Comment 2 Omri Hochman 2012-07-09 14:56:23 UTC

Created attachment 597096 [details]
full_logs

Adding - VDSM Logs from two different hosts which had refreshStoragePool that failed on timeout + RHEVM Logs.

Comment 8 Omri Hochman 2012-11-07 12:50:39 UTC

[RHEVM 3.1] [vdsm-4.9.6-40.0.el6_3.x86_64] - bug still reproduce. 
This bug preventing us from continuing with scale storage tests -
when having storage pool with more than 50 Storage Domains and attempting to activate additional storage domains, refreshStoragePool fails on timeout(3:30 minutes) and hosts are being switched to non-operational.

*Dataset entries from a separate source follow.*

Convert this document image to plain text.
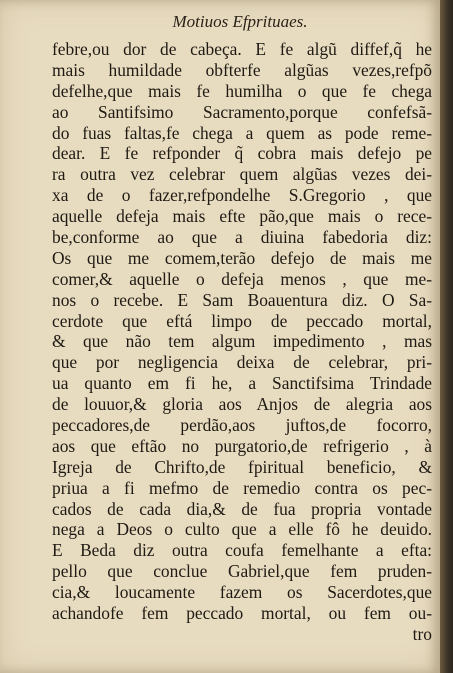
Motiuos Efprituaes.
febre,ou dor de cabeça. E fe algũ diffef,q̃ he
mais humildade obfterfe algũas vezes,refpõ
defelhe,que mais fe humilha o que fe chega
ao Santifsimo Sacramento,porque confefsã-
do fuas faltas,fe chega a quem as pode reme-
dear. E fe refponder q̃ cobra mais defejo pe
ra outra vez celebrar quem algũas vezes dei-
xa de o fazer,refpondelhe S.Gregorio , que
aquelle defeja mais efte pão,que mais o rece-
be,conforme ao que a diuina fabedoria diz:
Os que me comem,terão defejo de mais me
comer,& aquelle o defeja menos , que me-
nos o recebe. E Sam Boauentura diz. O Sa-
cerdote que eftá limpo de peccado mortal,
& que não tem algum impedimento , mas
que por negligencia deixa de celebrar, pri-
ua quanto em fi he, a Sanctifsima Trindade
de louuor,& gloria aos Anjos de alegria aos
peccadores,de perdão,aos juftos,de focorro,
aos que eftão no purgatorio,de refrigerio , à
Igreja de Chrifto,de fpiritual beneficio, &
priua a fi mefmo de remedio contra os pec-
cados de cada dia,& de fua propria vontade
nega a Deos o culto que a elle fô he deuido.
E Beda diz outra coufa femelhante a efta:
pello que conclue Gabriel,que fem pruden-
cia,& loucamente fazem os Sacerdotes,que
achandofe fem peccado mortal, ou fem ou-
tro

Comment 10 Allon Mureinik 2013-04-10 09:03:47 UTC

This will probably be solved by same solution as bug 912158, pending finilization of that patch to verify.

Comment 11 Ayal Baron 2013-05-01 19:21:43 UTC

(In reply to comment #10)
> This will probably be solved by same solution as bug 912158, pending
> finilization of that patch to verify.

Allon, if the patch indeed solved this bug then please mark it appropriately.